Nothing less than our utmost in fighting bird flu


    How the bird flu virus found its way to San Luis, Pampanga, some 64 kilometers north of Manila, seems irrelevant now. The fact is, the Department of Agriculture has confirmed an outbreak of avian flu, first detected in April in Barangay San Agustin.

    Because the A(H5) strain of the virus is highly contagious and could easily decimate the poultry population of Luzon, the Bureau of Animal Industry has declared a 1-kilometer quarantine radius from San Agustin, and a 7-km control area.

    Even if there are no confirmed cases of human infection in the country from this bird flu outbreak so far, the Department of Health has stepped up its surveillance on human flu-like illness in light of the human influenza outbreaks in Hong Kong and India earlier this year.

    The objective is to check if there has been any human case of infection particularly among those who may have been exposed to the virus in the affected areas. “Any person who becomes sick with fever and/or sore throat/cough and had exposure to these dead chickens should report to the local health center or nearest hospital for laboratory confirmation,” the Health department said.

    The persons most highly at risk are the poultry farm owners and workers. The poultry industry is a major economic activity in Pampanga, and Gov. Lilia Pineda has declared a state of calamity in the province of more than 2 million people.

    “For avian influenza viruses, the primary risk factor for human infection appears to be direct or indirect exposure to infected live or dead poultry or contaminated environments, such as live bird markets. Slaughtering, defeathering, handling carcasses of infected poultry, and preparing poultry for consumption, especially in household settings, are also likely to be risk factors,” according to the World Health Organization (WHO).

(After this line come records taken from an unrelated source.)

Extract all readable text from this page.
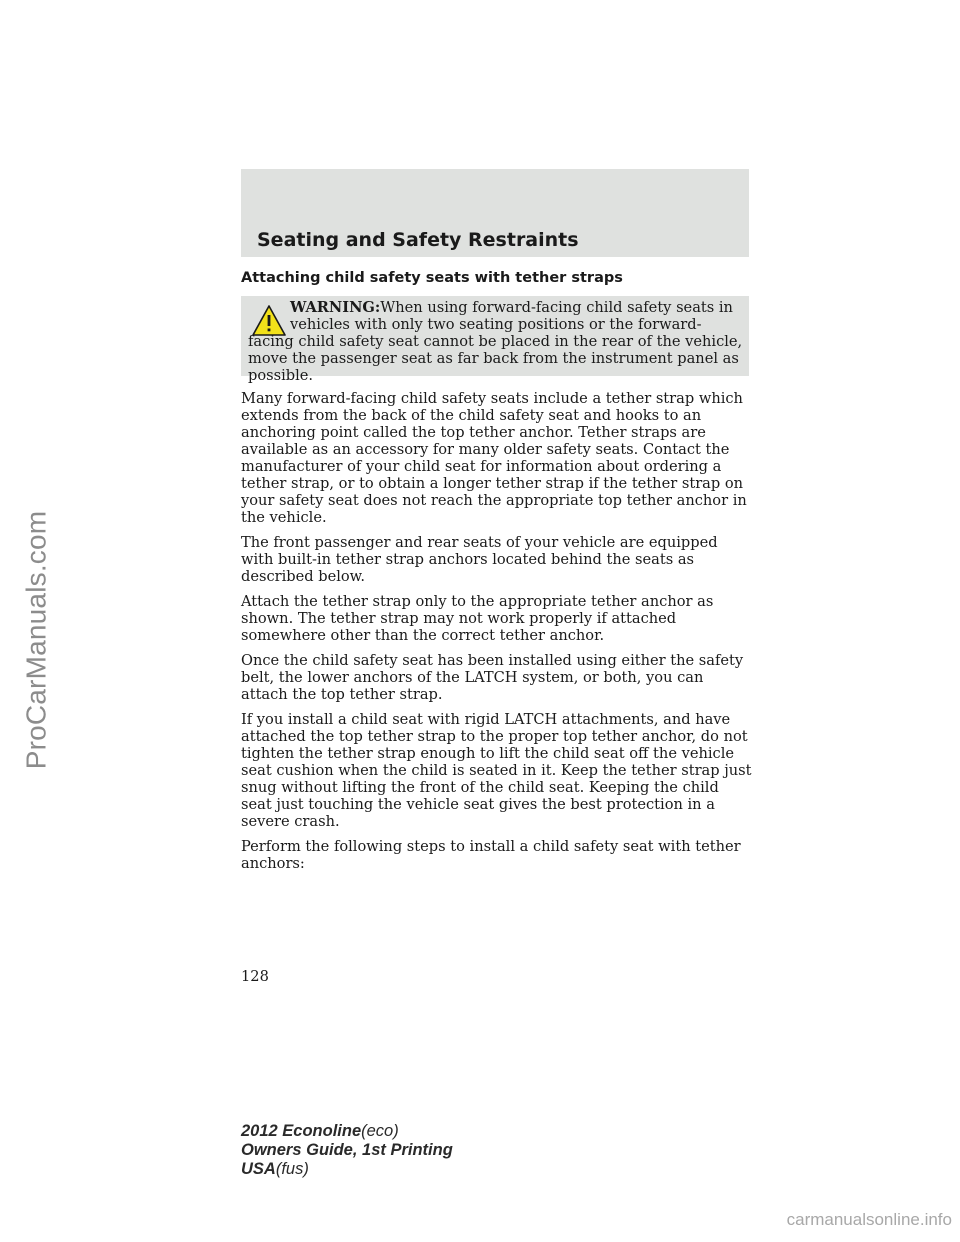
ProCarManuals.com
Seating and Safety Restraints
Attaching child safety seats with tether straps
WARNING:When using forward-facing child safety seats in vehicles with only two seating positions or the forward-facing child safety seat cannot be placed in the rear of the vehicle, move the passenger seat as far back from the instrument panel as possible.

Many forward-facing child safety seats include a tether strap which extends from the back of the child safety seat and hooks to an anchoring point called the top tether anchor. Tether straps are available as an accessory for many older safety seats. Contact the manufacturer of your child seat for information about ordering a tether strap, or to obtain a longer tether strap if the tether strap on your safety seat does not reach the appropriate top tether anchor in the vehicle.

The front passenger and rear seats of your vehicle are equipped with built-in tether strap anchors located behind the seats as described below.

Attach the tether strap only to the appropriate tether anchor as shown. The tether strap may not work properly if attached somewhere other than the correct tether anchor.

Once the child safety seat has been installed using either the safety belt, the lower anchors of the LATCH system, or both, you can attach the top tether strap.

If you install a child seat with rigid LATCH attachments, and have attached the top tether strap to the proper top tether anchor, do not tighten the tether strap enough to lift the child seat off the vehicle seat cushion when the child is seated in it. Keep the tether strap just snug without lifting the front of the child seat. Keeping the child seat just touching the vehicle seat gives the best protection in a severe crash.

Perform the following steps to install a child safety seat with tether anchors:

128
2012 Econoline(eco)
Owners Guide, 1st Printing
USA(fus)
carmanualsonline.info
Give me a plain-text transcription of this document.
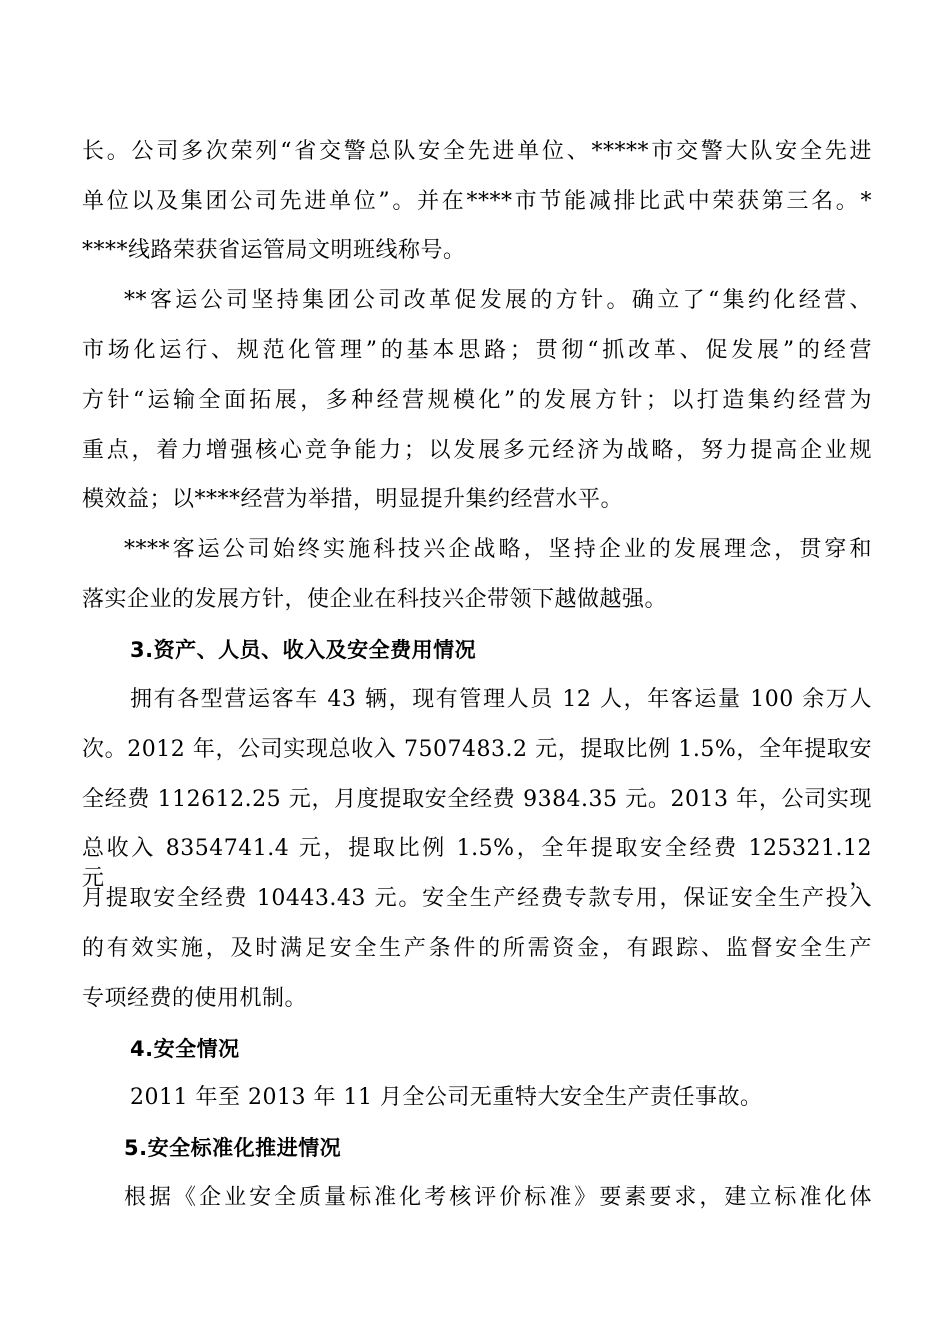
长。公司多次荣列“省交警总队安全先进单位、*****市交警大队安全先进
单位以及集团公司先进单位”。并在****市节能减排比武中荣获第三名。*
****线路荣获省运管局文明班线称号。
**客运公司坚持集团公司改革促发展的方针。确立了“集约化经营、
市场化运行、规范化管理”的基本思路；贯彻“抓改革、促发展”的经营
方针“运输全面拓展，多种经营规模化”的发展方针；以打造集约经营为
重点，着力增强核心竞争能力；以发展多元经济为战略，努力提高企业规
模效益；以****经营为举措，明显提升集约经营水平。
****客运公司始终实施科技兴企战略，坚持企业的发展理念，贯穿和
落实企业的发展方针，使企业在科技兴企带领下越做越强。
3.资产、人员、收入及安全费用情况
拥有各型营运客车 43 辆，现有管理人员 12 人，年客运量 100 余万人
次。2012 年，公司实现总收入 7507483.2 元，提取比例 1.5%，全年提取安
全经费 112612.25 元，月度提取安全经费 9384.35 元。2013 年，公司实现
总收入 8354741.4 元，提取比例 1.5%，全年提取安全经费 125321.12 元，
月提取安全经费 10443.43 元。安全生产经费专款专用，保证安全生产投入
的有效实施，及时满足安全生产条件的所需资金，有跟踪、监督安全生产
专项经费的使用机制。
4.安全情况
2011 年至 2013 年 11 月全公司无重特大安全生产责任事故。
5.安全标准化推进情况
根据《企业安全质量标准化考核评价标准》要素要求，建立标准化体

    The government must not take the situation lightly. It must devote a significant number and amount of human and financial resources to stop the bird flu from spreading beyond the 7-km control zone and keep the population in check, before it could evolve into an epidemic with devastating consequences on the human population and the economy.

    In the November 2016 “Avian and other zoonotic influenza fact sheet,” the WHO could not be more explicit about the dangers of a bird flu outbreak.

    “To date, although human-to-human transmission of these viruses is thought to have occurred in some rare instances when there had been very close and prolonged contact between a very sick patient and caregivers such as family members, there has been no sustained human-to-human transmission. If these viruses adapt or acquire certain genes from human viruses, they could trigger a pandemic,” it said.

    It’s not because this is happening for the first time in the Philippines, which in the past flaunted and prided its status as a country free of the bird flu scourge. But the reality has shifted dramatically as avian influenza broke out right in our backyard, in Central Luzon, four months ago. The likelihood of human infection is not far from reality. It has happened elsewhere in the world, it can happen here.

    Studies have found there are many subtypes of avian influenza viruses, but only some strains of five subtypes can infect humans, namely, H5N1, H7N3, H7N7, H7N9 and H9N2. The specific subtype that has hit Pampanga is still being determined.

    The words of Agriculture Secretary Emmanuel Piñol, banning the transportation of poultry and poultry products from Luzon to other parts of the country, setting up checkpoints within the quarantine and control areas, and culling 200,000 chickens, quails and ducks are reassuring: the government appears to be doing all it can to keep the bird flu from spreading beyond San Luis.

    But the extent and efficiency of the measures being taken by the relevant government agencies—the Agriculture and Health departments and the Animal Industry bureau—against the avian disease remain to be seen. As we protect ourselves from possible contact with infected fowl, we also expect the government to do its utmost in keeping the avian flu outbreak from spreading.